Nexus: Inferring Join Graphs from Metadata Alone via Iterative Low-Rank Matrix Completion
Tianji Cong, Yuanyuan Tian, Andreas Mueller, Rathijit Sen, Yeye He, Fotis Psallidas, Shaleen Deep, H. V. Jagadish
TL;DR
Nexus tackles the challenge of inferring join graphs using metadata alone, motivated by privacy constraints in lakehouse environments. It reveals that real-world join graphs are inherently sparse and low-rank, and formalizes join graph inference as a low-rank matrix completion problem augmented with an EM loop that leverages LLM-based semantic typing to refine candidate joins. The approach achieves state-of-the-art accuracy across multiple datasets, with a fast mode (Nexus-Fast) delivering substantial speedups while maintaining strong results. Empirical results show Nexus outperforms data-value–dependent baselines, and its metadata-only design provides practical applicability in production settings with limited data access. The combination of core submatrix optimization, LRMC, and LLM-guided EM offers a scalable, privacy-preserving solution for automated data discovery and integration in modern data ecosystems.
Abstract
Automatically inferring join relationships is a critical task for effective data discovery, integration, querying and reuse.

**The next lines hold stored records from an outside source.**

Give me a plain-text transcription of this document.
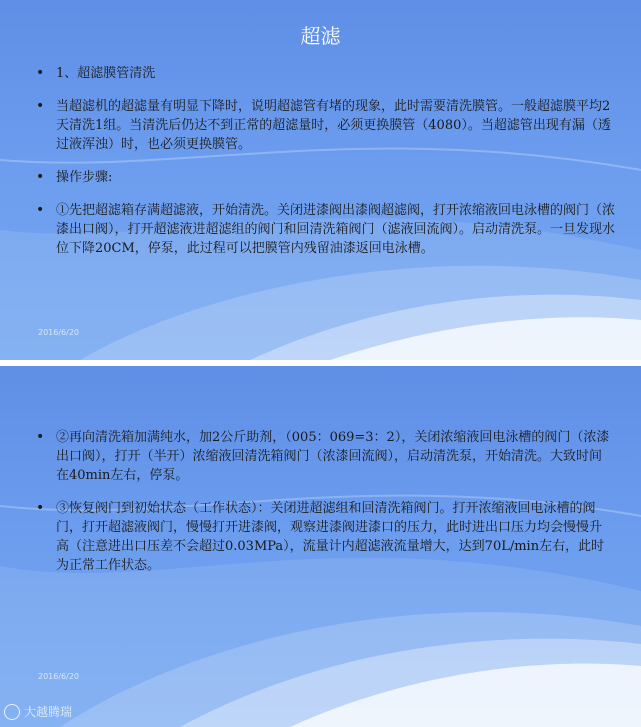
超滤
• 1、超滤膜管清洗
• 当超滤机的超滤量有明显下降时，说明超滤管有堵的现象，此时需要清洗膜管。一般超滤膜平均2天清洗1组。当清洗后仍达不到正常的超滤量时，必须更换膜管（4080）。当超滤管出现有漏（透过液浑浊）时，也必须更换膜管。
• 操作步骤:
• ①先把超滤箱存满超滤液，开始清洗。关闭进漆阀出漆阀超滤阀，打开浓缩液回电泳槽的阀门（浓漆出口阀），打开超滤液进超滤组的阀门和回清洗箱阀门（滤液回流阀）。启动清洗泵。一旦发现水位下降20CM，停泵，此过程可以把膜管内残留油漆返回电泳槽。
2016/6/20
• ②再向清洗箱加满纯水，加2公斤助剂，（005：069=3：2），关闭浓缩液回电泳槽的阀门（浓漆出口阀），打开（半开）浓缩液回清洗箱阀门（浓漆回流阀），启动清洗泵，开始清洗。大致时间在40min左右，停泵。
• ③恢复阀门到初始状态（工作状态）：关闭进超滤组和回清洗箱阀门。打开浓缩液回电泳槽的阀门，打开超滤液阀门，慢慢打开进漆阀，观察进漆阀进漆口的压力，此时进出口压力均会慢慢升高（注意进出口压差不会超过0.03MPa），流量计内超滤液流量增大，达到70L/min左右，此时为正常工作状态。
2016/6/20
大越腾瑞
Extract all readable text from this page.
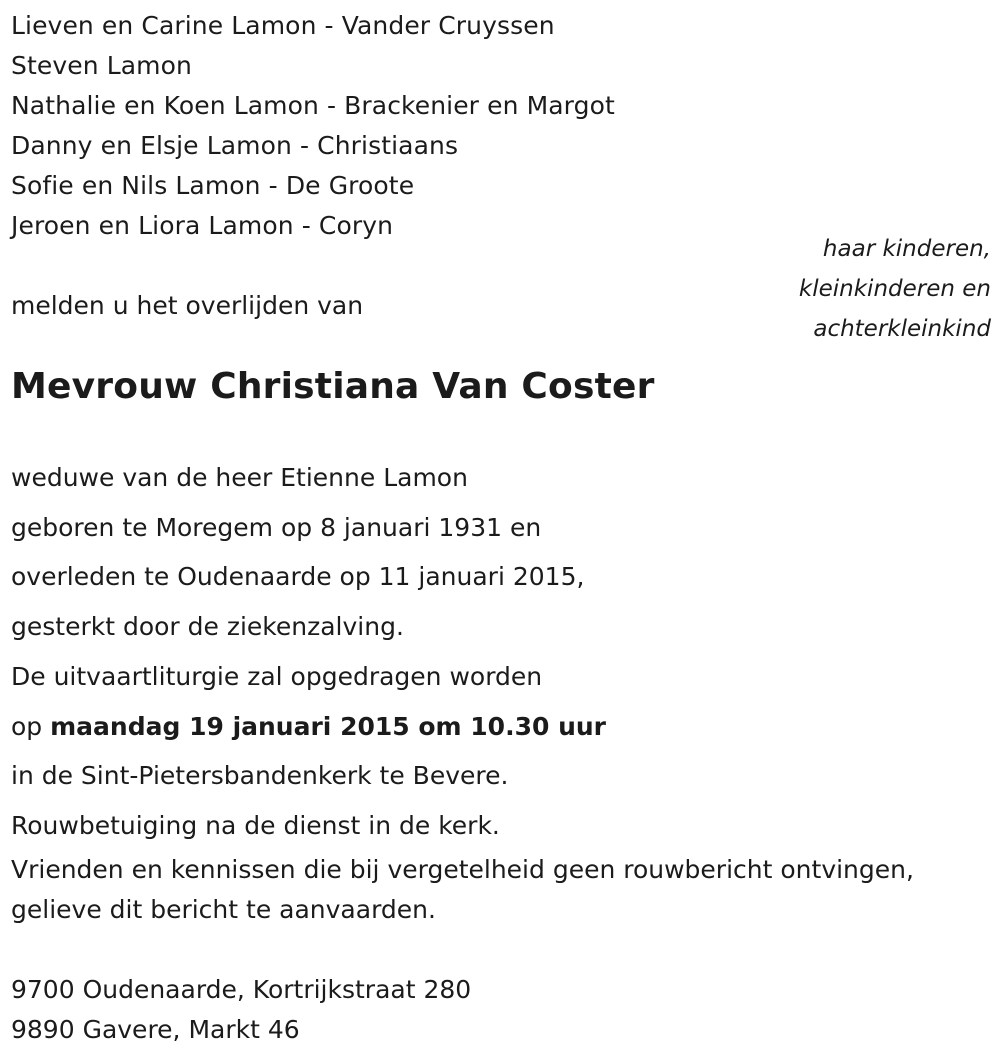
Lieven en Carine Lamon - Vander Cruyssen
Steven Lamon
Nathalie en Koen Lamon - Brackenier en Margot
Danny en Elsje Lamon - Christiaans
Sofie en Nils Lamon - De Groote
Jeroen en Liora Lamon - Coryn
haar kinderen,
kleinkinderen en
achterkleinkind
melden u het overlijden van
Mevrouw Christiana Van Coster
weduwe van de heer Etienne Lamon
geboren te Moregem op 8 januari 1931 en
overleden te Oudenaarde op 11 januari 2015,
gesterkt door de ziekenzalving.
De uitvaartliturgie zal opgedragen worden
op maandag 19 januari 2015 om 10.30 uur
in de Sint-Pietersbandenkerk te Bevere.
Rouwbetuiging na de dienst in de kerk.
Vrienden en kennissen die bij vergetelheid geen rouwbericht ontvingen,
gelieve dit bericht te aanvaarden.
9700 Oudenaarde, Kortrijkstraat 280
9890 Gavere, Markt 46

However, accurately and efficiently identifying these relationships in large and complex schemas can be challenging, especially in enterprise settings where access to data values is constrained. In this paper, we introduce the problem of join graph inference when only metadata is available. We conduct an empirical study on a large number of real-world schemas and observe that join graphs when represented as adjacency matrices exhibit two key properties: high sparsity and low-rank structure. Based on these novel observations, we formulate join graph inference as a low-rank matrix completion problem and propose Nexus, an end-to-end solution using only metadata. To further enhance accuracy, we propose a novel Expectation-Maximization algorithm that alternates between low-rank matrix completion and refining join candidate probabilities by leveraging Large Language Models. Our extensive experiments demonstrate that Nexus outperforms existing methods by a significant margin on four datasets including a real-world production dataset. Additionally, Nexus can operate in a fast mode, providing comparable results with up to 6x speedup, offering a practical and efficient solution for real-world deployments.